Kolumbiens FARC-Guerilla unter Beschuss

Turbulente Zeiten im Friedensprozess

Gut eineinhalb Jahre nach Unterzeichnung des Friedensvertrags in Kolumbien gibt es Probleme an verschiedenen Fronten. Die Anzeichen für eine Remilitarisierung der FARC-Guerilla wachsen.

Fahne der Guerilla-Organisation FARC / © Tobias Käufer (KNA)
Fahne der Guerilla-Organisation FARC / © Tobias Käufer ( KNA )

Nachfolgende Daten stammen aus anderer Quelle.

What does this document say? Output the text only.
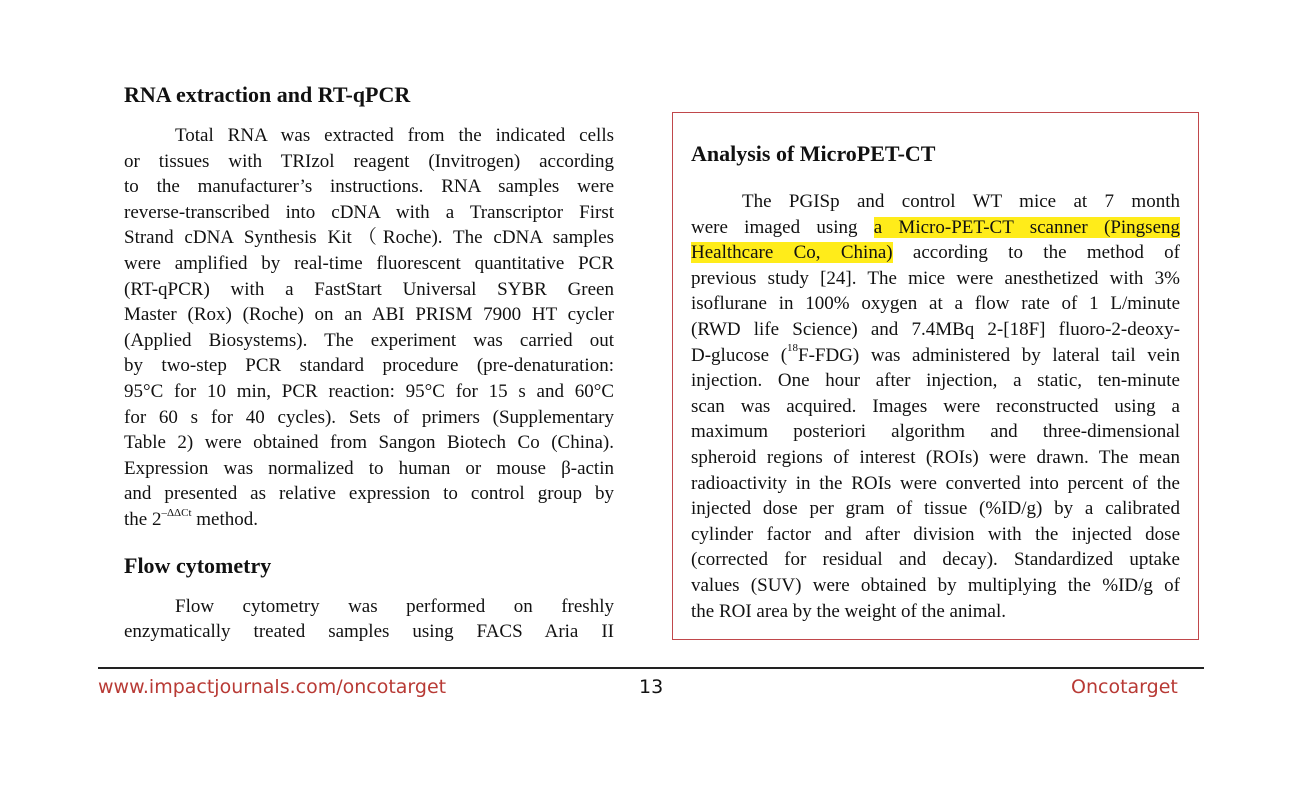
RNA extraction and RT-qPCR

Total RNA was extracted from the indicated cells
or tissues with TRIzol reagent (Invitrogen) according
to the manufacturer’s instructions. RNA samples were
reverse-transcribed into cDNA with a Transcriptor First
Strand cDNA Synthesis Kit（Roche). The cDNA samples
were amplified by real-time fluorescent quantitative PCR
(RT-qPCR) with a FastStart Universal SYBR Green
Master (Rox) (Roche) on an ABI PRISM 7900 HT cycler
(Applied Biosystems). The experiment was carried out
by two-step PCR standard procedure (pre-denaturation:
95°C for 10 min, PCR reaction: 95°C for 15 s and 60°C
for 60 s for 40 cycles). Sets of primers (Supplementary
Table 2) were obtained from Sangon Biotech Co (China).
Expression was normalized to human or mouse β-actin
and presented as relative expression to control group by
the $2^{-\Delta\Delta Ct}$ method.

Flow cytometry

Flow cytometry was performed on freshly
enzymatically treated samples using FACS Aria II

Analysis of MicroPET-CT

The PGISp and control WT mice at 7 month
were imaged using a Micro-PET-CT scanner (Pingseng
Healthcare Co, China) according to the method of
previous study [24]. The mice were anesthetized with 3%
isoflurane in 100% oxygen at a flow rate of 1 L/minute
(RWD life Science) and 7.4MBq 2-[18F] fluoro-2-deoxy-
D-glucose ($^{18}$F-FDG) was administered by lateral tail vein
injection. One hour after injection, a static, ten-minute
scan was acquired. Images were reconstructed using a
maximum posteriori algorithm and three-dimensional
spheroid regions of interest (ROIs) were drawn. The mean
radioactivity in the ROIs were converted into percent of the
injected dose per gram of tissue (%ID/g) by a calibrated
cylinder factor and after division with the injected dose
(corrected for residual and decay). Standardized uptake
values (SUV) were obtained by multiplying the %ID/g of
the ROI area by the weight of the animal.

www.impactjournals.com/oncotarget	13	Oncotarget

Als FARC-Chef "Timochenko" und Kolumbiens Staatspräsident Juan Manuel Santos Ende 2016 nach mehrjährigen Verhandlungen und vielen Rückschlägen den Friedensvertrag unterzeichneten, verweigerten sich gerade einmal 200 bis 300 Rebellen dem historischen Kontrakt. Sie zogen es vor, weiter für eine marxistische Revolution zu kämpfen. Inzwischen hat sich die Zahl laut Schätzungen verschiedener Organisationen auf rund 1.200 "Dissidenten" vervierfacht. Nicht der einzige Warnschuss, den die kolumbianische Öffentlichkeit zur Kenntnis nehmen muss.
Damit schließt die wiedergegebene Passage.